The Sixth Circuit found that because the defendants had actively tried to decipher and comply with the ambiguous language of the statute, they could not be held to have acted in reckless disregard. The evidence showed that officials at RCG and RCGSC took the following steps to determine whether they could seek payments under Method II:

  1. consulted with legal counsel on the issue
  2. asked their legal counsel to seek clarification from government officials
  3. legal counsel sent a letter to the government official she had spoken with memorializing their conversation
  4. identified other large companies which had wholly owned subsidiaries filing under Method II
  5. found industry publications encouraging the use of Method II payments
  6. registered RCGSC with its own Medicare supplier number
  7. the government knew of RCGSC's ownership structure

The court held, "[t]o deem such behavior "reckless disregard" of controlling statutes and regulations imposes a burden on government contractors far higher than what Congress intended when it passed 31 U.S.C. §3729(b)(1)(A)(iii)."13

What This Means for You

The Renal Care Group decision has two implications for companies facing False Claims Act allegations. First, the decision demonstrates that at least some courts will strictly analyze the elements of the False Claims Act and mandate that the government (or relators) provide sufficient evidence to meet them all. Second, it demonstrates an unwillingness to find a False Claims Act violation when statutes or regulations are ambiguous, as long as a company is proactive and makes reasonable efforts to determine the regulatory requirements.

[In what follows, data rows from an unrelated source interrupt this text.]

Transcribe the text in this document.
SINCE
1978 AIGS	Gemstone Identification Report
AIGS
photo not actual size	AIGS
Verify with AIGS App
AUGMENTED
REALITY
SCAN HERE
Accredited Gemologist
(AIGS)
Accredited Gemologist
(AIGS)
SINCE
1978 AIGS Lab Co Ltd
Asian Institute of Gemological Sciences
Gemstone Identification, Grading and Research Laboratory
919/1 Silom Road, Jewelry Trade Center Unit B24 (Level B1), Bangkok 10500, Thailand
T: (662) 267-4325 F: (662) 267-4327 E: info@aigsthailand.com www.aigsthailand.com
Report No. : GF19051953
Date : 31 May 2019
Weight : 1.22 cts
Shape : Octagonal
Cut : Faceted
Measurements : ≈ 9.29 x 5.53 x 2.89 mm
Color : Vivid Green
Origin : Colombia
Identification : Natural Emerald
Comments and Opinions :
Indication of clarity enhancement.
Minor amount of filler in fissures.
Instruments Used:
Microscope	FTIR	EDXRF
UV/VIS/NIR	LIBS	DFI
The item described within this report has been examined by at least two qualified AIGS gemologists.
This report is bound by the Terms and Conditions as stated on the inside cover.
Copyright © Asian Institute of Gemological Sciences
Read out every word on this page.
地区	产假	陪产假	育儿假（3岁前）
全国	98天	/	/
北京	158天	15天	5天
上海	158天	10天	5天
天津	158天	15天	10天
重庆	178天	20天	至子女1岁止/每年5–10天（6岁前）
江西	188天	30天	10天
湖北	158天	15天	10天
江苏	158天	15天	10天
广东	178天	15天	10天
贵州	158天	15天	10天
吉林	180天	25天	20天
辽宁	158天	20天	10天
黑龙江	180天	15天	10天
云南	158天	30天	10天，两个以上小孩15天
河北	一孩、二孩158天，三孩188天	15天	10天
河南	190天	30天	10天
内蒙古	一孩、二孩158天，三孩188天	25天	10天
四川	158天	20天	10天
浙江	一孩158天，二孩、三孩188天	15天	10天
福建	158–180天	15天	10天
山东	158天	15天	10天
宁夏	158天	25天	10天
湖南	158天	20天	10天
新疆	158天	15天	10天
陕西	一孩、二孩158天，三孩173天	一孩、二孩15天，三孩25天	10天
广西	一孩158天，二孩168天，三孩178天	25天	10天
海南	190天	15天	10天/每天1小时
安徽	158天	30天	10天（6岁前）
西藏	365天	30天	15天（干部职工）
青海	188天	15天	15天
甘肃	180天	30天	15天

The last finding is particularly important in the context of companies' compliance and ethics programs. When, as here, the company takes careful, documented steps to analyze the rules governing its business, and then conforms its behavior to the results of the analysis, it cannot, as a matter of law, be acting in reckless disregard of its obligations. A company can use its compliance and ethics program to ensure that regulatory and enforcement risks are analyzed, policies are drafted in accordance with the analysis, appropriate training is administered and behavior is monitored to ensure compliance with the policies. Consulting counsel and/or relevant agencies when regulations are not clear (as is often the case) is a particularly useful mechanism for avoiding reckless disregard. Finally, companies should maintain accurate, easily retrievable documentation of their compliance efforts in the event of a government investigation of their behavior.